Preserving county records

While doing the genealogy research on her family, Reid said she became familiar with the people at the state library and archives in Nashville. She enrolled in college courses to help her learn more.

In the early 1980s, Reid was hired to help with the management and preservation of records while renovations were being done at the Robertson County Courthouse.

She worked closely with then county historian Jean Durrett in helping to preserve records that dated as far back as 1776.

A group of volunteers worked long hours helping Durrett and Reid gather and clean the records that had been stored in the basement, the attic and closets at the historic courthouse.

“In looking back at the history of the courthouse, it had dirt roads and all of those windows were open in the summertime, so the dust would get on the records,” Reid said. “In the winter, they used coal to heat, so there was soot. The records stored in the attic were affected by the pigeons that got into the tower and then the attic. We cleaned dirt, soot and pigeon poop off many records.”

The county’s archives opened to the public in 1982 in the basement of the old post office, which was being used by the county for departmental offices.

“Those volunteers were so very good, we were able to make progress that has resulted in our history preservation being in excellent shape today,” Reid said.

It took about 25 years for Reid to accomplish all of the goals of cleaning, unfolding and placing the marriage records, last will and testaments and court cases into acid free folders and into acid free boxes. They all needed to be properly indexed. 

For about 10 of those years, Reid said the archives existed without funding, but the commission saw the need for Robertson County to preserve the records in an organized location and began support the office and employees in the early 1990s.

In April of 2000, the archives moved from the old post office, which is now the county museum, into the current office located at 504 S. Willow Street in Springfield.

“We are in excellent shape today,” Reid said. “We have had numerous visits from other archivists, not only in Tennessee, but visitors from other states also have come to see the organization of this archives office.”

J. Mark Lowe, professional genealogist and member of the county records committee, said Reid’s effort and the work of many others have paid off.

“We now have access to virtually all of our county’s records through the efforts of our county commission, archives staff, volunteers and Yolanda’s efforts,” Lowe said.

“No county has gone as far as we have in putting the archives together with its full staff,” Bradley said. “This county has a great history and fortunately, we have a community that wants to embrace it. Yolanda has been the key catalyst to getting that done.”

The archives office is launching a Robertson County Archives website that includes the indexes that Reid and others have created over the past 37 1/2 years.

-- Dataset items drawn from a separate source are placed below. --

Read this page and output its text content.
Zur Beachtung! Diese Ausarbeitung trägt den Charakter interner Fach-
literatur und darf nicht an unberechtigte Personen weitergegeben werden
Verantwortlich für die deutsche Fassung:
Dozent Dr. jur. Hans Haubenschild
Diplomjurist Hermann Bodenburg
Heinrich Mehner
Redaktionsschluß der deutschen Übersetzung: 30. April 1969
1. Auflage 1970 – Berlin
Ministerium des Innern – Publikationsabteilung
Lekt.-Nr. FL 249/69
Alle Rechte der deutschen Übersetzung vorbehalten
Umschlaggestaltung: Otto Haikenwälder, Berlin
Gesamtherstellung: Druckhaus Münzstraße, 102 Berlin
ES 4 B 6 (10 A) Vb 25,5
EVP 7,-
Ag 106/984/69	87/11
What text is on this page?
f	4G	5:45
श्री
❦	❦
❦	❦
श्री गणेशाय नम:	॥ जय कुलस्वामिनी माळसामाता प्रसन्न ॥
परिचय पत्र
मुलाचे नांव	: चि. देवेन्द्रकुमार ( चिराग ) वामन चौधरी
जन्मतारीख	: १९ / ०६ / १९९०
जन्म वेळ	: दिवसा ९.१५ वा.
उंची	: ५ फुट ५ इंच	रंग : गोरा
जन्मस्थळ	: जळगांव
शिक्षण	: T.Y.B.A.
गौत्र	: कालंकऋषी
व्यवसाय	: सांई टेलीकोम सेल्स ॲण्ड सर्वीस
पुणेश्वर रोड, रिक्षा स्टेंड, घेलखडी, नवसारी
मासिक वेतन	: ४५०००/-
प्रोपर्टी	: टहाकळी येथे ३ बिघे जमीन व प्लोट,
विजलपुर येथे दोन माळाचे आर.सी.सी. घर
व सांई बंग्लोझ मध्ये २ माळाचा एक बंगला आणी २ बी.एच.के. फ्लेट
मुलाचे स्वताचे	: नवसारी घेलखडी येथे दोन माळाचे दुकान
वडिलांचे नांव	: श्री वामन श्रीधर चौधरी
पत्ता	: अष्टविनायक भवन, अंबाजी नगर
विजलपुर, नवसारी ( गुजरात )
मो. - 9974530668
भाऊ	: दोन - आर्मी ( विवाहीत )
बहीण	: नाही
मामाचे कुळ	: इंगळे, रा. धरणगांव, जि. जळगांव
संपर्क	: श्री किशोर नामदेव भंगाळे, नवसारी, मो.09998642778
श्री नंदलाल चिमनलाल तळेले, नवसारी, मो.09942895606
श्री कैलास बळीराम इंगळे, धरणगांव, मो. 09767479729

“It’s all of the records, including marriage records, court cases and meeting and court minutes, just a tremendous amount of records that have been filed and indexed,” Reid said. “A company has been digitizing our documents and once that is completed, it will be live.”

Reid anticipates the website being launched within a couple of months.

Working with the public and finding the answer to a question they have, whether its family history or help in dating an old historic home they just bought, are the things that Reid said she’ll miss most once she retires.

Reid said she will continue to work at the archives’ office on a part-time basis on Fridays.

Yolanda and Joseph Reid, both Robertson County natives, have been married for 47 years. They have three daughters and five grandchildren.

She and Joseph plan to continue their hobby of woodworking. She wants to make available her home telephone number for people looking for guidance or historical information. She requests inquiries to leave a message at 615-379-1237.

There are currently one part-time and three full-time employees at the Robertson County Archives.

Jailyn Grogan, who has worked at the archives’ office for nearly three years, will become the archives director in September.